Ведь он привык всю жизнь о своей семье заботиться, все трое были его милыми девочками: мамочку всю жизнь, вместе прожитую (более 60 лет!) так называл, а еще нежно - Таточкой. Из своего забытья иногда, не открывая глаз, привычно спрашивал - "надо помочь что-либо? Я чуть-чуть еще отдохну и встану". Они трое ни разу не допустили слез возле папиной постели, уверены были, что и с закрытыми глазами, беспомощный, почувствует все же их неверие в благополучное завершение всего странного, что происходило с ними. Вероника и Регина дежурили у папиной постели по очереди, ни на минуту не оставляя его одного, пока одна с папой, другая  старается рядом с мамой быть, занять ее чем то, хоть чуточку пригасить тот страх, в котором она оказалась так безнадежно.
В больницу папочку не отдавали, надежды не было, да и сам он, пока ходил еще, просил в любом случае оставить его дома, в родных стенах.
 Вот тогда Вероника поверила в Бога. Рядом с папой, растворяясь в нем, пытаясь всей силой своей любви помочь ему выплыть, свершиться чуду. Когда-то в детстве, мама рассказывала, а Вероника смутно помнила, бросилась она, трехлетняя с обрыва в быструю реку папу спасать.

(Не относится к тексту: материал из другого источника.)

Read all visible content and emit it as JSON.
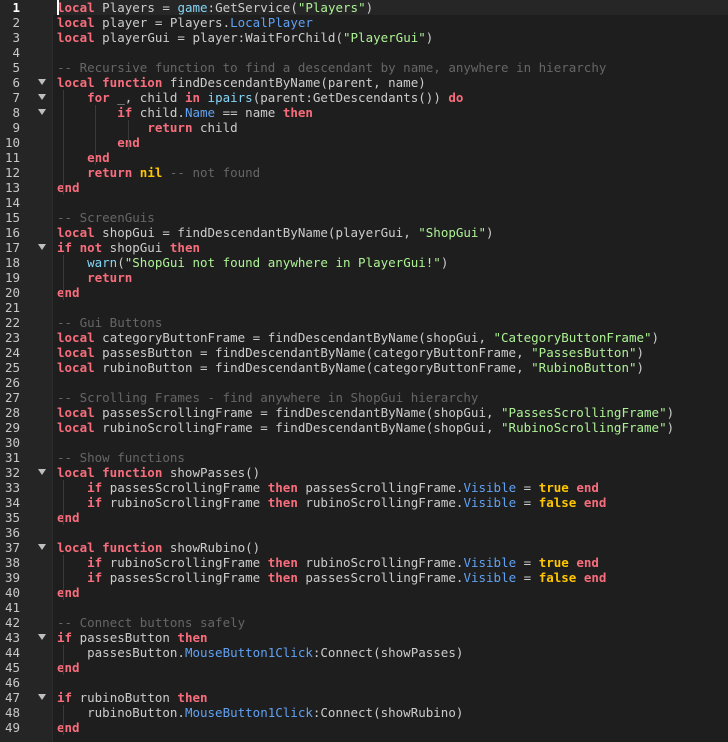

Мама тогда сказала - "смотри, папа плывет". А Вероника думала, что "плыть" и "тонуть" - одно и то же, совсем недавно соседский мальчик, как сказали, утонул - и его не стало, Вероника не могла допустить, чтобы папы не стало, не стало рядом с ней!
Папа тогда с трудом успел налету подхватить Веронику.
Не случайно вспомнилась эта семейная история, вот и сейчас надо бы кинуться следом за папочкой в затягивающий его поток, испугался бы он за нее, да и выплыли бы вместе.
Хотелось чуда. А значит - Бог?
 Сон один и тот же снится начал. Только на миг одолеет Веронику дремота на сокровенном ее посту, и видит она, что идет в сумерках с ношей, очень ценной, на руках - несет папочку, почти невесомого, и знает наверняка, что должна спрятать его, спасти, но не может никак найти то единственное, спасительное место.
И поняла Вероника, что не дает ей Господь надежды. Страшное Озарение!  И даже дата в голове вдруг прозвучала, когда папочка покинет их. Именно в этот день он перестал дышать, он ушел куда-то в Неведомое, почему-то необычайно красивый, и Горе, захлестнувшее их зазвенело застывшей навечно оборванной на ясном сильном звуке струной...
 Нет! Нет больше сил выпускать эти моменты изз памяти, больно, невыносимо. Но вынуждает невольно связь того рухнувшего мира с этим, совсем сиротливым.

 Другой теперь мир, совсем другой, совсем, совсем...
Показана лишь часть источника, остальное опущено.